We helped the client develop a process to better maintain store equipment inventory and improve service efficiency, mapping equipment inventory to historical data of individual stores’ problems to develop a failure-likelihood pattern.

This predictive model supported an improved customer experience by reducing store downtime, and the increased visibility into equipment performance and service needs helped implement preemptive capacity management.

We believe that a similar model can improve the customer experience in the CPG subscription arena.

Enabling subscription orders to be fulfilled based on real-time data captured through smart devices elevates the experience for customers and retail companies alike. We’ve dubbed this hypothetical solution to monitoring consumption at the source the “connected kitchen shelf.”

It would ensure that inventory was managed more effectively by using live data to keep tabs on the products being stored, their weight (that is, the quantity remaining) and customer usage patterns.

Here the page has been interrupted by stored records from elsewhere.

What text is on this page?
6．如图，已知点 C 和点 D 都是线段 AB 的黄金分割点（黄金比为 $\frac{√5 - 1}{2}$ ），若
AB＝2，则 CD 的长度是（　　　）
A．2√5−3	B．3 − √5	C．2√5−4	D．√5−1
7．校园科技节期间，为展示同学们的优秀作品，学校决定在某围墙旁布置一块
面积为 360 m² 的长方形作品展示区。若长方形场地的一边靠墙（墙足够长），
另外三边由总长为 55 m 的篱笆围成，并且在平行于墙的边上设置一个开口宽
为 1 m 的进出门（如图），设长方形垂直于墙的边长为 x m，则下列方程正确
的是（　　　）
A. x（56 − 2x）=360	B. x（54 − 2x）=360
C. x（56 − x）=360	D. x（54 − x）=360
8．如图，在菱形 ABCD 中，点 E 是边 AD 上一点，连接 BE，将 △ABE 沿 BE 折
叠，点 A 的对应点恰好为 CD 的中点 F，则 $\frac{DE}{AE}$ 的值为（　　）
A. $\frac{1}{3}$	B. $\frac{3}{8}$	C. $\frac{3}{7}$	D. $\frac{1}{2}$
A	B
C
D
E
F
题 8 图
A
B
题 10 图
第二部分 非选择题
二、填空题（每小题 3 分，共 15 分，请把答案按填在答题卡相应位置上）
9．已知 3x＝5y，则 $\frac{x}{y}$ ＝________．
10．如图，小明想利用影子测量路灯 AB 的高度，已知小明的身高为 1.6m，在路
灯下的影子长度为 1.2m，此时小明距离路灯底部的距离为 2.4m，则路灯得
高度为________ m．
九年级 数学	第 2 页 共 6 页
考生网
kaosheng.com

The connected kitchen shelf could be integrated into smart home solutions and devices to place orders based on customer usage. A sensor-enabled system could offer the following features:

  Unified ecosystem.

Smart devices could be operated through an app that can allow the user to monitor and control various parameters, such as refrigerator temperature, product usage and their current subscription levels and frequency.

2    Data insights.

Collected usage data could be analyzed by vendors to identify patterns and anticipate customer expectations to support product or service recommendations.

3    Product marketplace.

A connected app could be further extended to brands and e-commerce providers to extend promotional offers.

We’re seeing IoT progress on a few fronts, such as the rise of “smart caps” for prescription medication bottles. With smart caps, Bluetooth-enabled caps let users program reminders, and the bottle records usage based on whether the cap has been removed. Clearly, one of their primary benefits is the ability to proactively order refills so that users — notably the elderly or those who cannot or should not leave home — never run out of critical meds.

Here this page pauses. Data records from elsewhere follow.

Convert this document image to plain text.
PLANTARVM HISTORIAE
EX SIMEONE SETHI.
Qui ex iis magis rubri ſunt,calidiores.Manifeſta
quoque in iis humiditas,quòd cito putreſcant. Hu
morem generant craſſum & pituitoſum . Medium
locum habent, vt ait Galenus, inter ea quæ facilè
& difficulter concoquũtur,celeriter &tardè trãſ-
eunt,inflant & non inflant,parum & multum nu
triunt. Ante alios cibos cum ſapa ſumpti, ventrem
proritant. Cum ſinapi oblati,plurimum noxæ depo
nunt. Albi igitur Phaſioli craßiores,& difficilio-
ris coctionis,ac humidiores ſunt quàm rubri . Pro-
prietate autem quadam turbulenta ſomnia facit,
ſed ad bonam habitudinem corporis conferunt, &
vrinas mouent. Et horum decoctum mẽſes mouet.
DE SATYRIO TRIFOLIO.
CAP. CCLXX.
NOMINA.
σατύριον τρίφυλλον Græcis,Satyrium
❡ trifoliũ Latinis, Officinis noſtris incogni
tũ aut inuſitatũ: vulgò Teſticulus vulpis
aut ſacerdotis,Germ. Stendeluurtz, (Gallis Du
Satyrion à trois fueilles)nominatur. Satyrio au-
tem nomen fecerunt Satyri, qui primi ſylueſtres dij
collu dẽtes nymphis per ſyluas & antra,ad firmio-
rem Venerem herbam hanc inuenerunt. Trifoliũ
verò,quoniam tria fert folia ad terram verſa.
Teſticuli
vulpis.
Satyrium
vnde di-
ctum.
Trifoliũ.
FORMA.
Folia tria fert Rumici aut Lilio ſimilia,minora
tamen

In addition to offering an enhanced customer experience, peripheral benefits that emerge from connected devices include:

  • Smart inventory management. Inventory and delivery can be controlled easily by e-commerce companies, thanks to the live data feed on the subscribed products. In turn, usage data shared with manufacturers could be used as an input for sourcing products and planning delivery. Moreover, retailers could change pricing strategies and create bundled offers based on usage data.
  • Cross- and up-selling. Collected data could also be used to suggest complementary products or services to customers based on their usage patterns. This would help e-commerce businesses optimize their inventory across categories and product types. Typical examples would include plan upgrades based on higher-than-expected usage, or an increase in the package size of the subscribed product.
  • Prototyping and promoting. The product usage data and mix would be critical inputs when designing new products, services and promotions. This would improve the customer experience and result in higher satisfaction levels as retailers developed products with evidence-based features and enhanced usability. IoT devices could also be used to seek customer feedback on highly specific product features.

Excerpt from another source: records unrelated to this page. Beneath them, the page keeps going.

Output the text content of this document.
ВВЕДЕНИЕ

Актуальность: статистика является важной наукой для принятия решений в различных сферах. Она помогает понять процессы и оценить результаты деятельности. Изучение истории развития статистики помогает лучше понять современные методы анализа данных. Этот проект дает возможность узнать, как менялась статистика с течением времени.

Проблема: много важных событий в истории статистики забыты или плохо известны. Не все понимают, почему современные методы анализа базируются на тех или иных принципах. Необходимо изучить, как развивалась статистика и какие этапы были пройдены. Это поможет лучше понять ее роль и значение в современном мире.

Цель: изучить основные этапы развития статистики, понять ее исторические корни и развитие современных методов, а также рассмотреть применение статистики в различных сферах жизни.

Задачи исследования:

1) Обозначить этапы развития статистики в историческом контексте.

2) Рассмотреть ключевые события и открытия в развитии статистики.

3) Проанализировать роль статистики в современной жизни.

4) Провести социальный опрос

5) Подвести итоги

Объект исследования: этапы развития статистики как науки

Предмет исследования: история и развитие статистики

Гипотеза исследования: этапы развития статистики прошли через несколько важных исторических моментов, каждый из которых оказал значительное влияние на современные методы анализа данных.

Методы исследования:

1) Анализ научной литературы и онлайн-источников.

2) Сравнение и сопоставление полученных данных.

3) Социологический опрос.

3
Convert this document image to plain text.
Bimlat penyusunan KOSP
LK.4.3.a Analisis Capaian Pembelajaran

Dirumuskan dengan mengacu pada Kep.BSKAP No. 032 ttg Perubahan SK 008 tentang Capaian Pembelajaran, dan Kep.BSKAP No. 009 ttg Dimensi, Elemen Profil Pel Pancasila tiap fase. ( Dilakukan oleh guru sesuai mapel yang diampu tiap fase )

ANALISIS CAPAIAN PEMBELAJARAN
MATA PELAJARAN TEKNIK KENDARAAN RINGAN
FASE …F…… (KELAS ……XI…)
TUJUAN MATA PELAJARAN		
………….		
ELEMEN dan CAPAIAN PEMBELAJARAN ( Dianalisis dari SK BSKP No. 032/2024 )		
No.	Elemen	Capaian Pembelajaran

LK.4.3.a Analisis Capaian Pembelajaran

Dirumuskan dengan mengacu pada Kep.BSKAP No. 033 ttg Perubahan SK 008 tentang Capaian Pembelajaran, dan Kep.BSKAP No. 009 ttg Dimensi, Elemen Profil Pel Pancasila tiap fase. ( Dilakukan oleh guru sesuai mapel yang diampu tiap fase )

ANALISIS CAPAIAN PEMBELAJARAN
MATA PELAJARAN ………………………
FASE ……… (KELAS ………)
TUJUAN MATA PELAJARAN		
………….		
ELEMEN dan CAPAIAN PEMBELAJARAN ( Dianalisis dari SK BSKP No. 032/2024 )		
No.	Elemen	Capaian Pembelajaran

As the smart-caps example demonstrates, IoT is playing an increasingly pivotal role in driving engagement with customers. In one study, subjects were 13% more likely to adhere to their medication schedules when they used the devices.

We believe that IoT will improve the CPG subscription model through greater personalization and flexibility, thus increasing customer loyalty for forward-looking retailers. The challenge will be to develop IoT devices and systems that appeal to customers and can be easily integrated into their already smart home ecosystems in a secure and non-intrusive format.